Ken Hermes from thatlittlebarbershop.com takes a look at the evolution of shaving for EAUX Barber Shop

Some of us shave, some us don’t, but where did it all come from? What did man do with facial hair before the invention of the Gillette Mach 3? Well, shaving hasn’t always been so easy…

Shaving is thought to date back to the Stone Age, cave drawings showing that the Neanderthal Man used seashells like tweezers to pluck out hairs from their body. It was the Egyptians, however, who were the ones that developed shaving into a regular daily ritual. Some of the original tools they used to shave included stone, flint and clam shells; they even used pumice to rub the hairs off. Records show that shark teeth may have been used before bronze, iron and copper razors were invented in order to remove hair. Could you imagine shaving with a clamshell now? I certainly can’t!

The earliest razors were flint blades from around 30,000 BC. Flint was very sharp, although blunted quickly, so these were essentially the first disposable razors. It is thought that copper razors weren’t invented until 3000 BC, when metalworking came into being; these were hugely popular in India.

In 300 BC in Rome, young men of about the age of 21 were required to have their first shave. This signified their official entry into manhood and kicked off their celebration with an elaborate party.
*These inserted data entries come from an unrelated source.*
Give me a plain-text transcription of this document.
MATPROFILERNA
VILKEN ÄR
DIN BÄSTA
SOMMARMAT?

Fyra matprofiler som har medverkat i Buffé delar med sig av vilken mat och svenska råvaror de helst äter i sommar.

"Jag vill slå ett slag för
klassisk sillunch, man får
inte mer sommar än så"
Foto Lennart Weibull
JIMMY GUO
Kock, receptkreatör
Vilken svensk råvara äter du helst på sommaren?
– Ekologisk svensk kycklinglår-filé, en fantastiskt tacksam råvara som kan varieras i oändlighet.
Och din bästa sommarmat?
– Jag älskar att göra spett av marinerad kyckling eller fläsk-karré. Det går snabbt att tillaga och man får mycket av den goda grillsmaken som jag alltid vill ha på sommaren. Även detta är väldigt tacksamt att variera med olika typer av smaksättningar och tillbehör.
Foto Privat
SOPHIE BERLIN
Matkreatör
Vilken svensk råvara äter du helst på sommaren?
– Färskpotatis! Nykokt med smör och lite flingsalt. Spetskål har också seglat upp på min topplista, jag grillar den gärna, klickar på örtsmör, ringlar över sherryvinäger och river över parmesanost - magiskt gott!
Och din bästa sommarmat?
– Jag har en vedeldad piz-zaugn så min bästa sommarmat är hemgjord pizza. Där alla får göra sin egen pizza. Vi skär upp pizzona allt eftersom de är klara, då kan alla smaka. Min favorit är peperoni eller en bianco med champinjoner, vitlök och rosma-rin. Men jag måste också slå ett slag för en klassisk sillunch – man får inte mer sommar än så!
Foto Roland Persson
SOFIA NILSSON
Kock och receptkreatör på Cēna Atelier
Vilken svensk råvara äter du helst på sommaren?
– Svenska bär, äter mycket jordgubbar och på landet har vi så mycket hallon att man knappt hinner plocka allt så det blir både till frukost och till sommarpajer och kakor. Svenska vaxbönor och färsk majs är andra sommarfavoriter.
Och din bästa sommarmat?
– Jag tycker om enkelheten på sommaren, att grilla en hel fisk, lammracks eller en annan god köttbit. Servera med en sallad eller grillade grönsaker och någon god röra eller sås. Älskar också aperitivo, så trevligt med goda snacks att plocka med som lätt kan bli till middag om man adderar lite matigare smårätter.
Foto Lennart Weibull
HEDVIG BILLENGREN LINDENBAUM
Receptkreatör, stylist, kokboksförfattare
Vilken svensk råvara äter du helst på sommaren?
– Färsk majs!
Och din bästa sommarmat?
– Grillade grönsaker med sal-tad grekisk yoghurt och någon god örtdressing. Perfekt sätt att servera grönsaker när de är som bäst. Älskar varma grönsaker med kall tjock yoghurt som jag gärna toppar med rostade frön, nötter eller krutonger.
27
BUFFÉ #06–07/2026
In 1770, the Perret razor was manufactured as an L-shaped wooden guard that held a razor blade in place. It prevented the user from cutting themselves too deeply. It wasn’t until 1847 William Henson created the first hoe razor which placed the blade perpendicular to its handle, just like a garden tool. This changed the way that men gripped their razors and provided much more control.

In 1895, in the United States King Camp Gillette, a salesman for the Baltimore Seal Company came up with the idea for a new type of disposable razor blade. Over the next six years this was marketed, becoming a huge success.

The 1800s saw a time when Victorian gentlemen were very particular over their facial hair and used all manner of homemade saving creams and lotions.

There were several unsuccessful attempts to market electric razors from the beginning of the 1990s but it was the 1920s when the first electric razors made headway. In 1928 retired Army colonel Jacob Schick patented his own razor design which really took off and soon he’d sold millions.

So, what does shaving look like for the modern man? Not only do many of these traditional razors still have a huge collective of users today, there are many modern razors available, ranging from hi-tech electric shavers and handheld razors which vibrate to lift hairs, to the more simple, disposable razors for travelling. We are certainly spoilt for choice. The rise of the beard and mo has made shaving a huge focus this year, with the MOVEMBER foundation sponsoring sales of Gillette razors in many major stores. Prefer to let others take care of it? With the huge barber shop revival of 2015 there are plenty of modern day barber shops just waiting to tidy up your tashe and tame your beard.